Liyakat Dediniz, Terörle İltisaklıları Görevlere Getirdiniz
“Devlette liyakat bitirildi.” dediniz ama iktidara yakın isimleri kayırmakla suçladığınız sistemin aynısını kendiniz kurdunuz. Belediyelerinizde liyakati değil, siyasi bağlılığı esas aldınız. Yetmedi, terör örgütleriyle bağı olan kişileri kritik görevlere atadınız. Dün torpil diye eleştirdiğiniz düzeni bugün kendi ellerinizle devam ettirdiniz.
Yandaş Gazeteci Dediniz, Saraçhane Bülbüllerini Görmezden Geldiniz
“Yandaş medya.” diye yıllarca bağırdınız, iktidara yakın gazetecileri eleştirdiniz. Ama sonra PR uğruna belediyenin kasasından milyonlar harcanıp da sizin görüşünüzü destekleyen medya kuruluşları ortaya çıkınca, hiçbirini sorgulamadınız. Saraçhane’de belediye başkanınızı savunan gazetecilere aynı sert eleştirileri getirmediniz. Demek ki gazetecinin tarafsız olması gerektiği fikri, sadece sizin hoşunuza gitmeyen haberler yapıldığında geçerliymiş.
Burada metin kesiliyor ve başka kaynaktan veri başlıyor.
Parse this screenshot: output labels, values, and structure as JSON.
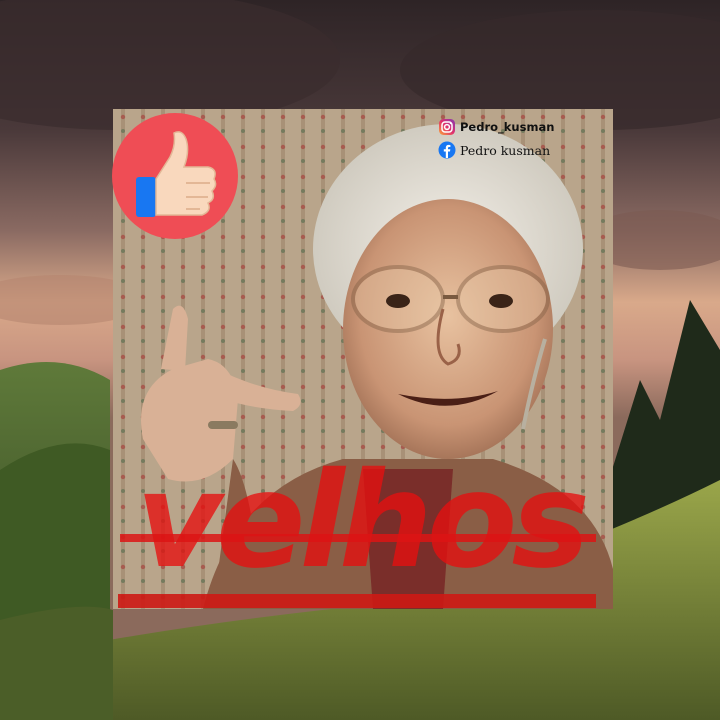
{
  "overlay": {
    "instagram_handle": "Pedro_kusman",
    "facebook_name": "Pedro kusman",
    "word": "velhos"
  },
  "icons": {
    "like": "thumbs-up-icon",
    "instagram": "instagram-icon",
    "facebook": "facebook-icon"
  },
  "colors": {
    "like_circle": "#ef4d55",
    "word_red": "#e60f0f",
    "facebook_blue": "#1877f2"
  }
}
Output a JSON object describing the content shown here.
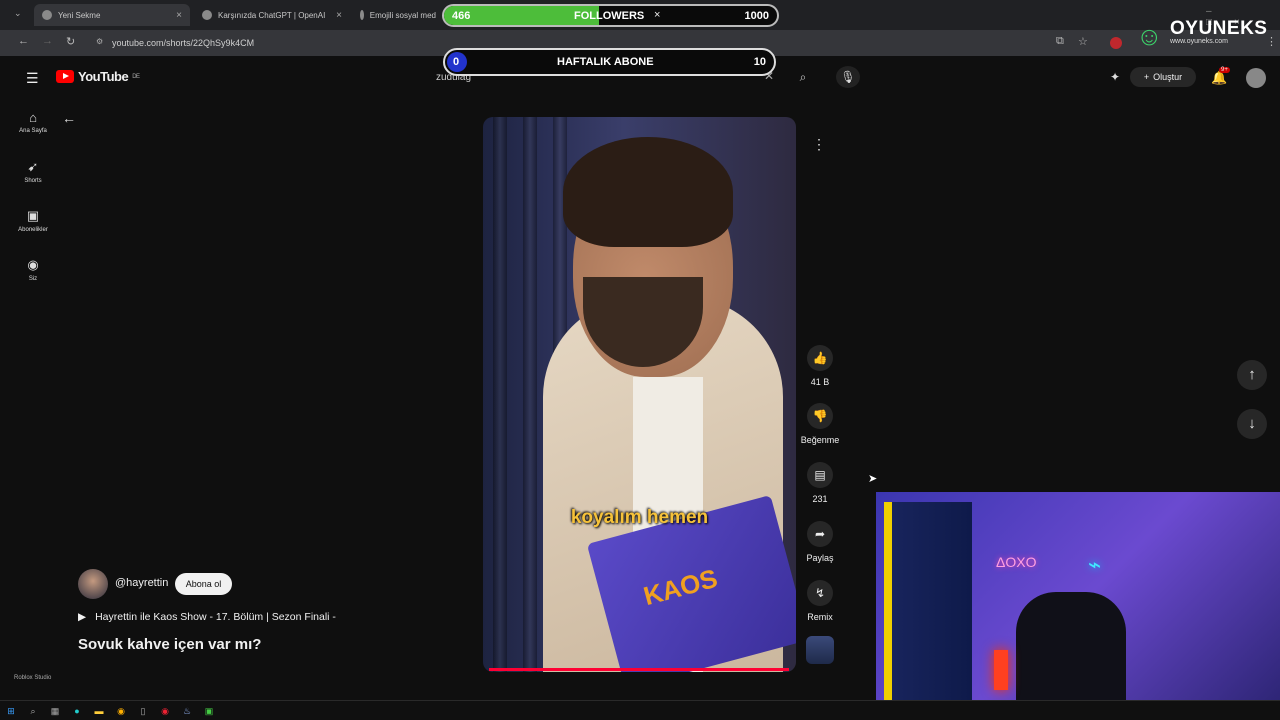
{
  "browser": {
    "tabs": [
      {
        "label": "Yeni Sekme"
      },
      {
        "label": "Karşınızda ChatGPT | OpenAI"
      },
      {
        "label": "Emojili sosyal med"
      }
    ],
    "url": "youtube.com/shorts/22QhSy9k4CM"
  },
  "overlay": {
    "followers_current": "466",
    "followers_label": "FOLLOWERS",
    "followers_goal": "1000",
    "followers_progress": 0.466,
    "weekly_left": "0",
    "weekly_label": "HAFTALIK ABONE",
    "weekly_right": "10",
    "brand_name": "OYUNEKS",
    "brand_url": "www.oyuneks.com"
  },
  "youtube": {
    "logo_text": "YouTube",
    "logo_country": "DE",
    "search_value": "zudulag",
    "create_label": "Oluştur",
    "notif_count": "9+",
    "sidebar": [
      {
        "label": "Ana Sayfa",
        "icon": "home-icon"
      },
      {
        "label": "Shorts",
        "icon": "shorts-icon"
      },
      {
        "label": "Abonelikler",
        "icon": "subscriptions-icon"
      },
      {
        "label": "Siz",
        "icon": "you-icon"
      }
    ]
  },
  "short": {
    "caption": "koyalım hemen",
    "book_text": "KAOS",
    "likes": "41 B",
    "dislike_label": "Beğenme",
    "comments": "231",
    "share_label": "Paylaş",
    "remix_label": "Remix",
    "channel": "@hayrettin",
    "subscribe_label": "Abona ol",
    "playlist": "Hayrettin ile Kaos Show - 17. Bölüm | Sezon Finali -",
    "title": "Sovuk kahve içen var mı?"
  },
  "webcam": {
    "neon1": "ΔOXO"
  },
  "taskbar": {
    "app_label": "Roblox Studio"
  }
}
Bütün bu çelişkiler, siyaset sahnesinde kimin gerçekten ilkeli olduğunu, kimin sadece çıkarları doğrultusunda konuştuğunu gösteriyor. Dünün en sert eleştirmenleri, bugünün en büyük çelişkilerini yaşıyor. “Allah insanı iddiasından vurur.” sözü, bugün Türkiye’de siyaset yapan pek çok kişi için fazlasıyla geçerli. Öyle ki, geçmişte eleştirdiğiniz her şeyin içinde buluyorsunuz kendinizi.
CHP seçmeni, sandığa giderken şunu sormalı:
✅ Gerçek liderlik, Erdoğan gibi icraatlarıyla konuşan mıdır?
✅ Yoksa başarısızlığı örtmek için mağduriyet edebiyatı yapanlar mı?